Some skills embedded reverse shell backdoors directly into otherwise functional code, triggering compromise during normal use rather than at installation time.
Others quietly exfiltrated OpenClaw bot credentials from configuration files such as ~/.clawdbot/.env to external webhook services.
In one notable example, a skill masquerading as a legitimate Polymarket tool executed a hidden command that opened an interactive shell back to the attacker’s server.
This granted the attacker full remote control over the victim’s system, allowing them to execute arbitrary commands, deploy additional malware, or establish long-term persistence without the user’s knowledge.
Reducing AI Supply Chain Risk
As AI agents become more deeply integrated into daily workflows, they introduce a new and often underappreciated attack surface for organizations.
Incidents like ClawHavoc demonstrate how third-party skills and extensions can be abused to compromise systems, credentials, and sensitive data at scale.
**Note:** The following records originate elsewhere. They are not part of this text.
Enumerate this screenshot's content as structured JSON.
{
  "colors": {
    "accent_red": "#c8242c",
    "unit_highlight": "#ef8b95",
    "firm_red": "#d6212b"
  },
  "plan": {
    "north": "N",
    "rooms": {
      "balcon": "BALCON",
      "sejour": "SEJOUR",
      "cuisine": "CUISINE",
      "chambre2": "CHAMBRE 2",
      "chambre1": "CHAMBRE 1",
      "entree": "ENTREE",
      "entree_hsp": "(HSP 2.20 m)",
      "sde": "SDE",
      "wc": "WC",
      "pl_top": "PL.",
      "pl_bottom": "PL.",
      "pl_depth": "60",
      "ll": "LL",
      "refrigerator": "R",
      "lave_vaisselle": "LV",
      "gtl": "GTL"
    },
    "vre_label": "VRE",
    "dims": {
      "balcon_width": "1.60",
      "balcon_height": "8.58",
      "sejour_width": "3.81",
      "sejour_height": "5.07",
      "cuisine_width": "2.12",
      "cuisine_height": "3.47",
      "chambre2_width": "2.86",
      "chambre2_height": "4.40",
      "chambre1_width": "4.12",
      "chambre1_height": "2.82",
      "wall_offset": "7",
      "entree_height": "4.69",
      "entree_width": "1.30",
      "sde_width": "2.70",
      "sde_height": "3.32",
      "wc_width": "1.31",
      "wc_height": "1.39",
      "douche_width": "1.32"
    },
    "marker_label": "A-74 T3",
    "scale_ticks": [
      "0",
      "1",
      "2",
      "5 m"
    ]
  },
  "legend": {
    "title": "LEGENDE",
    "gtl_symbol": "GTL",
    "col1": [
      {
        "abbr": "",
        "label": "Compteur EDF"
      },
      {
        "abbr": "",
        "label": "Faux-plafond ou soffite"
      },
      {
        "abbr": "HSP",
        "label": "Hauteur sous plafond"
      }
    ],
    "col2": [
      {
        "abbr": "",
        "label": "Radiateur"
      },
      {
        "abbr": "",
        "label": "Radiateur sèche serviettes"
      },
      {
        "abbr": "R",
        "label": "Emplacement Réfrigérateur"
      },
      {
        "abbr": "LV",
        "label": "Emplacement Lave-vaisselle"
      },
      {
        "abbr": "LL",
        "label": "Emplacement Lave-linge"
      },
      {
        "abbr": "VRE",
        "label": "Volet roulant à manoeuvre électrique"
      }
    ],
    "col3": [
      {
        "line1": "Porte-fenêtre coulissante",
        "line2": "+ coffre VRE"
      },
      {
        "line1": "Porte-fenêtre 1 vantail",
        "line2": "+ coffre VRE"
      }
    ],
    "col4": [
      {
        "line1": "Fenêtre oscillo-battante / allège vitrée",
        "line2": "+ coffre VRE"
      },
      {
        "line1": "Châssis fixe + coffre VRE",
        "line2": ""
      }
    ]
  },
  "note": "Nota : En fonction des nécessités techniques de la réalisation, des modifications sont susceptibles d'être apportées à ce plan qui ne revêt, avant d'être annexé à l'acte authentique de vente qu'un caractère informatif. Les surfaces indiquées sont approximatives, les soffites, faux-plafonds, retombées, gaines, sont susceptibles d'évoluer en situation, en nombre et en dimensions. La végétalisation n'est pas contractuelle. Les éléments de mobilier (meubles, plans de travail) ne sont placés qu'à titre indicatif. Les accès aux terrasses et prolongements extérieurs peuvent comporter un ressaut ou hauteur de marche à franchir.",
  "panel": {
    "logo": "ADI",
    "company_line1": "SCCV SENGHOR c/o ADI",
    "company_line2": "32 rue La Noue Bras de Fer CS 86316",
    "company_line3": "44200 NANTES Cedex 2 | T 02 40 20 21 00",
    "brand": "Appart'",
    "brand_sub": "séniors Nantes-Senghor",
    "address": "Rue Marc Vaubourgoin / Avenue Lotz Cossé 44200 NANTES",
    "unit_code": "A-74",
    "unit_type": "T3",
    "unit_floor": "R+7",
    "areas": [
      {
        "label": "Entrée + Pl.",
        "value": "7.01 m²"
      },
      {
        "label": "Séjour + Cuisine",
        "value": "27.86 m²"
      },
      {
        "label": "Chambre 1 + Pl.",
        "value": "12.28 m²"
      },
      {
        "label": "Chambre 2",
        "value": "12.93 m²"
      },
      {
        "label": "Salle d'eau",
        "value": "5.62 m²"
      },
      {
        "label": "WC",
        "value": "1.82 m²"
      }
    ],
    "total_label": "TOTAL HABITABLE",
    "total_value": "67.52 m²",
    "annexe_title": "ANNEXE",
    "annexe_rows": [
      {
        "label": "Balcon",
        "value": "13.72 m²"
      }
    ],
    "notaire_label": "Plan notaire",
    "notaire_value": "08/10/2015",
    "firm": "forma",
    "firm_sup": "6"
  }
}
Mitigating these risks requires more than basic endpoint security — it requires controls tailored to how AI agents operate, update, and interact with external services.
- Audit and allowlist AI skills before installation, avoiding public marketplaces where possible and removing any skills that require external prerequisites or copy-and-paste scripts.
- Run AI agents in isolated, sandboxed, or ephemeral environments to limit filesystem, credential, and network access if compromise occurs.
- Restrict bot permissions using least-privilege principles and store credentials in secure secrets managers with regular key rotation.
- Implement outbound network controls and monitoring to detect or block unauthorized connections to attacker-controlled infrastructure.
- Monitor for suspicious behaviors such as unexpected process execution, credential file access, reverse shells, or unauthorized background persistence.
- Disable automatic skill updates and perform continuous integrity checks to detect malicious changes in installed skills over time.
- Test incident response plans for AI agent compromise scenarios, including credential revocation, system isolation, and forensic review.
These steps help organizations reduce exposure and respond effectively when AI agents are targeted.
AI Agent Supply Chain Risks
ClawHavoc highlights how AI agent ecosystems are increasingly being targeted for supply chain abuse as they expand faster than the security measures supporting them.
The campaign demonstrates how attackers can leverage trust in third-party skills to access not only individual systems, but also the sensitive data and integrations that AI agents are designed to manage.
As organizations confront these risks, many are turning to third-party risk management solutions to better assess, monitor, and control exposure introduced by external code and integrations.